Directed by Mitchell Leisen. Starring Charles Boyer, Olivia de Havilland, Paulette Goddard, Walter Abel, Victor Francen, Rosemary DeCamp, Curt Bois, Eva Puig, Nestor Paiva, Eric Feldary.

Stuck in a Mexican border town waiting for entry into the U.S., Romanian immigrant Boyer decides to expedite the process by charming a visiting American schoolteacher (De Havilland) and marrying her, but before he has the chance to cross into the States, a dubious immigration agent (Abel) comes sniffing around.
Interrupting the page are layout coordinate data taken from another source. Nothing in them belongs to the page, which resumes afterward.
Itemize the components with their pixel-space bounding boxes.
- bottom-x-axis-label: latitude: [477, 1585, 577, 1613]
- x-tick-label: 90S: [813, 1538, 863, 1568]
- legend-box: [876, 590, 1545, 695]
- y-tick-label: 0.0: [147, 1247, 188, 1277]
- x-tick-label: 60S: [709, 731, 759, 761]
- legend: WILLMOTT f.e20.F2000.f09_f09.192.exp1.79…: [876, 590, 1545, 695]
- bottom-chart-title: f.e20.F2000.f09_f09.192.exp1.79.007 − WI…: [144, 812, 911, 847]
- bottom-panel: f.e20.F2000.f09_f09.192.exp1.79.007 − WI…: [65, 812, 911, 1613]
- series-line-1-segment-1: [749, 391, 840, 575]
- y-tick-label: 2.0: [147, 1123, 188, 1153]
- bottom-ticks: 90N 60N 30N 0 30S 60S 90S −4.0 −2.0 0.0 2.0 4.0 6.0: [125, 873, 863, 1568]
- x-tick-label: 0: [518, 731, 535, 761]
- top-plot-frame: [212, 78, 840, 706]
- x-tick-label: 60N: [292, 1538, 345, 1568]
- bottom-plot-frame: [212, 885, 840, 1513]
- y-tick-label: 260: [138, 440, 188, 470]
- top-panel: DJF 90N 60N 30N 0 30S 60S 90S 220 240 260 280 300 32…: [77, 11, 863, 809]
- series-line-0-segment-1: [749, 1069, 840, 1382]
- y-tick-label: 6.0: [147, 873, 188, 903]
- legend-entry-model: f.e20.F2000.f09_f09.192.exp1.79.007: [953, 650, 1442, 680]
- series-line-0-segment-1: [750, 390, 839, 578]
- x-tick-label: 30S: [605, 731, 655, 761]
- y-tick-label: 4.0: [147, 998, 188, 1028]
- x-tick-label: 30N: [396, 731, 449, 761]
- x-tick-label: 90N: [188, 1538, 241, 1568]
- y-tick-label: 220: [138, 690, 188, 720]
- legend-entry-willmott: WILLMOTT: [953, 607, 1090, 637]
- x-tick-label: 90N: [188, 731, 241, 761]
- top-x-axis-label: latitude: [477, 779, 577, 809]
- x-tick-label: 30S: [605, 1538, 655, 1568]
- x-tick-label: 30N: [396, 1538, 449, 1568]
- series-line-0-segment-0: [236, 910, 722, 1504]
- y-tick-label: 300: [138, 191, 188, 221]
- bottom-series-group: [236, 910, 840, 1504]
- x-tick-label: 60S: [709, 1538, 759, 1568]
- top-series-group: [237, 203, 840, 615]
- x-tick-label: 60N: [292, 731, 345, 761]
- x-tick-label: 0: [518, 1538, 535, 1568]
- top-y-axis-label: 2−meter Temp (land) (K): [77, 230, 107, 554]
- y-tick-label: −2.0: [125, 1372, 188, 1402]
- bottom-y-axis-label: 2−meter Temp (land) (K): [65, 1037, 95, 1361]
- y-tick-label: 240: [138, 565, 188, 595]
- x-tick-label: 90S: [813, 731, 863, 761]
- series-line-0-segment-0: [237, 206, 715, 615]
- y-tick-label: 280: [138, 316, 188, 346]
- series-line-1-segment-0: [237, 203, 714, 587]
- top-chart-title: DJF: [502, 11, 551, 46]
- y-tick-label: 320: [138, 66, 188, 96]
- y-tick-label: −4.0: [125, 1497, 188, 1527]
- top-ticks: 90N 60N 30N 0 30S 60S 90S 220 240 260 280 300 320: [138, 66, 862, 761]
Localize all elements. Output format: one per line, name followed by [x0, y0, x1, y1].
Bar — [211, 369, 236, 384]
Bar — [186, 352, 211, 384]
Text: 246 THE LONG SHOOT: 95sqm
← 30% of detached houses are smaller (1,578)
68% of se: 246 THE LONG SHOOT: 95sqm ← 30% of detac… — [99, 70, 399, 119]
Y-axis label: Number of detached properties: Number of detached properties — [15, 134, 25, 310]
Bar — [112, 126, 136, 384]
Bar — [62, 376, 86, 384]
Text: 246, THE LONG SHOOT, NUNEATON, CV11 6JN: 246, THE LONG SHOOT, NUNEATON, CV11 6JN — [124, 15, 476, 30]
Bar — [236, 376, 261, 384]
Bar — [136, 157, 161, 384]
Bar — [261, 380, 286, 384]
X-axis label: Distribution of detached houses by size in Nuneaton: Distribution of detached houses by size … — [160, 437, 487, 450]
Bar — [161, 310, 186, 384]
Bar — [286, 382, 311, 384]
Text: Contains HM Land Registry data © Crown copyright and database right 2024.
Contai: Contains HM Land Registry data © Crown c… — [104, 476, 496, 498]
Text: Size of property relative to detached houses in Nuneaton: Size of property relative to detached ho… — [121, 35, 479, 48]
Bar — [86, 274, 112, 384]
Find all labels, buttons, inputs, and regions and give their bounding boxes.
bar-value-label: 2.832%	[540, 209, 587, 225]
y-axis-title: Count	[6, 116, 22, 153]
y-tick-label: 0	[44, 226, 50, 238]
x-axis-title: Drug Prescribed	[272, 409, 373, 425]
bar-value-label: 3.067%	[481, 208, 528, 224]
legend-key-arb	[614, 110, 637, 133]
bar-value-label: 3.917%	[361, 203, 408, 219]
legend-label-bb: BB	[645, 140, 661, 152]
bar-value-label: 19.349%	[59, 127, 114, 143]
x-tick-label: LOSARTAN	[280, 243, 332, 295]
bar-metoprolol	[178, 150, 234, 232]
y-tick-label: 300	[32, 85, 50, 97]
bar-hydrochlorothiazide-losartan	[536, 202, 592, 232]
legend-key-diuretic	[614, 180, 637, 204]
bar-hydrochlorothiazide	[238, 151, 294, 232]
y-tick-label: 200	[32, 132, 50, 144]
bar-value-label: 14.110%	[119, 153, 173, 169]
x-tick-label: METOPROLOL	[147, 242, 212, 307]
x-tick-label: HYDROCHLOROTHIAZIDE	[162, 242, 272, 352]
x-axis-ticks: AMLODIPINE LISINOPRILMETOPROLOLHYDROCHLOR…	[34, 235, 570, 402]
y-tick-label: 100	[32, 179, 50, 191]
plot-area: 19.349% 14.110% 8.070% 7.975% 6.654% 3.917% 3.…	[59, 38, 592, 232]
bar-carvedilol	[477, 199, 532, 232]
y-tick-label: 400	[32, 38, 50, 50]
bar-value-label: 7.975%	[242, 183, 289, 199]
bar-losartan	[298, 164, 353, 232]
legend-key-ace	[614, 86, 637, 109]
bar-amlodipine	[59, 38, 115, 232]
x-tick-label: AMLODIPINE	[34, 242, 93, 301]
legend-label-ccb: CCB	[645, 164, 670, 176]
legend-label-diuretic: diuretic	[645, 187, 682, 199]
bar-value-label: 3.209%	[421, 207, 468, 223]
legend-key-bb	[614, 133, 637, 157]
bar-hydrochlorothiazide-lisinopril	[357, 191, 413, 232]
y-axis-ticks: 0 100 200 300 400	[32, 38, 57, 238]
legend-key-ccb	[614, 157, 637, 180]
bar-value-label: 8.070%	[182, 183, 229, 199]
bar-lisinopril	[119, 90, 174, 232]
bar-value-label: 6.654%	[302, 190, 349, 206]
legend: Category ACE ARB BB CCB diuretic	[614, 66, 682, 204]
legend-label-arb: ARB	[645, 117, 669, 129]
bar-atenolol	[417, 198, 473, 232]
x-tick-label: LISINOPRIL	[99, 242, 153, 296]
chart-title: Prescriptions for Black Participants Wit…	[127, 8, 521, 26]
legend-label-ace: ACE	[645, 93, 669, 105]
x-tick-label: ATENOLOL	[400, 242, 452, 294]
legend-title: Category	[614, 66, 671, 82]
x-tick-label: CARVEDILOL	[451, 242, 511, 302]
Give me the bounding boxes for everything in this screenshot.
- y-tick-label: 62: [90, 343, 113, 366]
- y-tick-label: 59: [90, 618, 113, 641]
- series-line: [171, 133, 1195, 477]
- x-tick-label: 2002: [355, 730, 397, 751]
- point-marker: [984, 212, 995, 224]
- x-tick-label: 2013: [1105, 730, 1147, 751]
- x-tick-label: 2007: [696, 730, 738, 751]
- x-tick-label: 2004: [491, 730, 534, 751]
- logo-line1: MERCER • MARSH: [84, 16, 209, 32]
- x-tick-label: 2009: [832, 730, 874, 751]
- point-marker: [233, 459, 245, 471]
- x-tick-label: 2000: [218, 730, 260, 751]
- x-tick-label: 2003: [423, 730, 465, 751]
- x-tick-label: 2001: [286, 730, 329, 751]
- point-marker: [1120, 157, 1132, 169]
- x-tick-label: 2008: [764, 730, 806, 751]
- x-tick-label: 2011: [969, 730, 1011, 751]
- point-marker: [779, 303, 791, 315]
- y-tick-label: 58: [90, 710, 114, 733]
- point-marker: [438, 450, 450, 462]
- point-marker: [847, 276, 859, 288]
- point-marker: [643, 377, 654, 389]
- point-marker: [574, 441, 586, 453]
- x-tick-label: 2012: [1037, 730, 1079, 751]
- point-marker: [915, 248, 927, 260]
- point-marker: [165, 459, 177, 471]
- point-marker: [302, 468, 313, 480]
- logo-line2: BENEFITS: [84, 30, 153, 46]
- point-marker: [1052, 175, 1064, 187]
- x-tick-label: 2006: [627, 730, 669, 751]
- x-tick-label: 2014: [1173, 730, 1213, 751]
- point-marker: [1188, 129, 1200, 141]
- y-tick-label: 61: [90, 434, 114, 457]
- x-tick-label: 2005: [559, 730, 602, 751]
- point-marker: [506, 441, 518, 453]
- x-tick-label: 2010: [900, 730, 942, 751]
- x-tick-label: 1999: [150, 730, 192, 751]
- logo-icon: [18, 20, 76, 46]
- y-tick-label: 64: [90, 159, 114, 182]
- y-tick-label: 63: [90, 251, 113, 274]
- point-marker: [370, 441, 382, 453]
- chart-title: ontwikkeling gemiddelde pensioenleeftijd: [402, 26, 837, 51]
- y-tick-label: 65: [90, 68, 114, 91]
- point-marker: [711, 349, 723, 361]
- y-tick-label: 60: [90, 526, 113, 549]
Overlong melodrama sets up roost in the dignified class, but it’s slow to start and suffers from structural issues that put the spotlight on some scarcely credible plot turns. Minor production values and flat photography don’t help either, but screenwriters Billy Wilder and Charles Brackett took issue on different grounds than meager attention to aesthetic; they scripted a scene where Boyer would be having a “conversation” with a hotel cockroach, but Boyer refused to do it and the producers backed him (after that, Wilder started directing his own movies). Though Goddard flounders in a supporting role as a jealous co-conspirator, Boyer and De Havilland are tender and finespun. Director Leisen plays the onscreen Hollywood director to whom Boyer tells his story.